Virtual Reality is the Real Deal

  • Several educational resource companies (such as Discovery Education) are using VR to open up the world in ways only imagined a few short years ago.
    VR dog

    Today’s VR Quality is Amazing

    VR technology is SO good we feel like we are actually in a volcano, the Amazon rain forest, or outer space.  By controlling our own actions we engage in the visual experience like never before — exponentially finding it more engaging than watching a film or video.

Google Extensions

  • If you already have a Google account you also have access to hundreds of Google apps from their Chrome Web Store.  Launch the Google Chrome browser and search for Google Extensions.  Hundreds of free apps are available, many with an educational focus — things like physical movement reminders, language translators, mindfulness activities, inspirational quotes, math applications, and homework organizers plus many, many more in dozens of categories.  Some of these apps can make learning personal, meaningful and fun.

Connecting Generations

  • So, this idea is less about the new tech, and more about what the available tech can do to meet the two needs of very different groups.  What about connecting senior citizens who are craving increased social contact with ELL students needing to practice their English language skills?  Two unique needs, now seamlessly both being met with the aid of video-chatting.  Check out this 10 min video of this very solution happening in Chicago — make sure you have some tissues handy.

 

Technology as a Communication Tool Between Schools and Parents

  • Freshgrade – Some of our Saanich teachers have been exploring with an assessment and reporting interface that has the potential to provide a more fluid communication with parents.  This school district supported, optional e-portfolio platform is starting to find its way into our schools.  Parents and teachers are appreciating the real-time, ongoing communication of student progress.  Instead of a static report card every few months parents can see their children’s learning progress over time on a more regular basis in ways not possible just a short time ago.

This is just a sampling of the technology that’s out there and currently available.  The amount of tech is almost limitless and at times overwhelming to review.  However, we need to continue encouraging our teaching staff to try an innovative tool that might make a difference.  It doesn’t have to be expensive — in fact, as you can see from the above examples many of these innovative tech advances are free.  If it makes a difference in the learning for some of our students then it’s worth taking the chance to see if it works.

However, I clearly know that if there’s ever a lightsaber available, it will have an important educational purpose and we’ll be buying a few of them.

light saber
Jedi Master Mace Windu and his Amethyst-bladed Lightsaber

 

 

2 thoughts on “Ed Tech – Like the Weather, It Changes Constantly

  1. Good post Dave.
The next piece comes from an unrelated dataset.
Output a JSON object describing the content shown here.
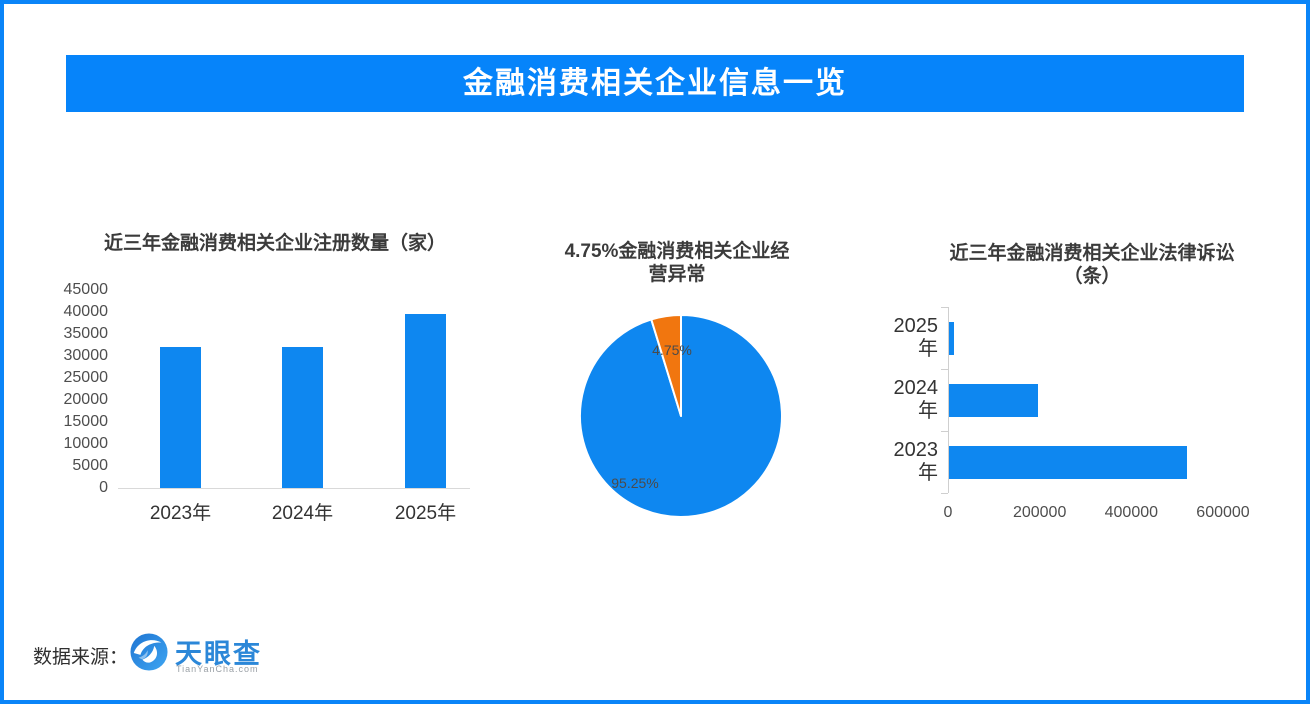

I did my Master’s on assessment technology for the classroom (clickers) a few years back. I’m a big fan of tech but I definitely agree that if it’s not helping me be a better teacher or my students be better learners then there’s not much point in it. I’m not sure we’ll ever get to the level of VR in the classroom as described by Ernest Cline but these are nonetheless exciting times.
    I should see if I can dig up the Star Wars film that I made with some students around the time of the prequel trilogy. We spent many hours rotoscoping our light sabre effects. It had terrible acting, non-existent plot lines but killer visual effects.
    Not unlike The Last Jedi 😉

    Like

    • I appreciate all of your comments, Mike. Thank you. I might take a bit of exception to The Last Jedi comment — I actually really liked the story line. We will agree to disagree. Thanks for taking the time to write.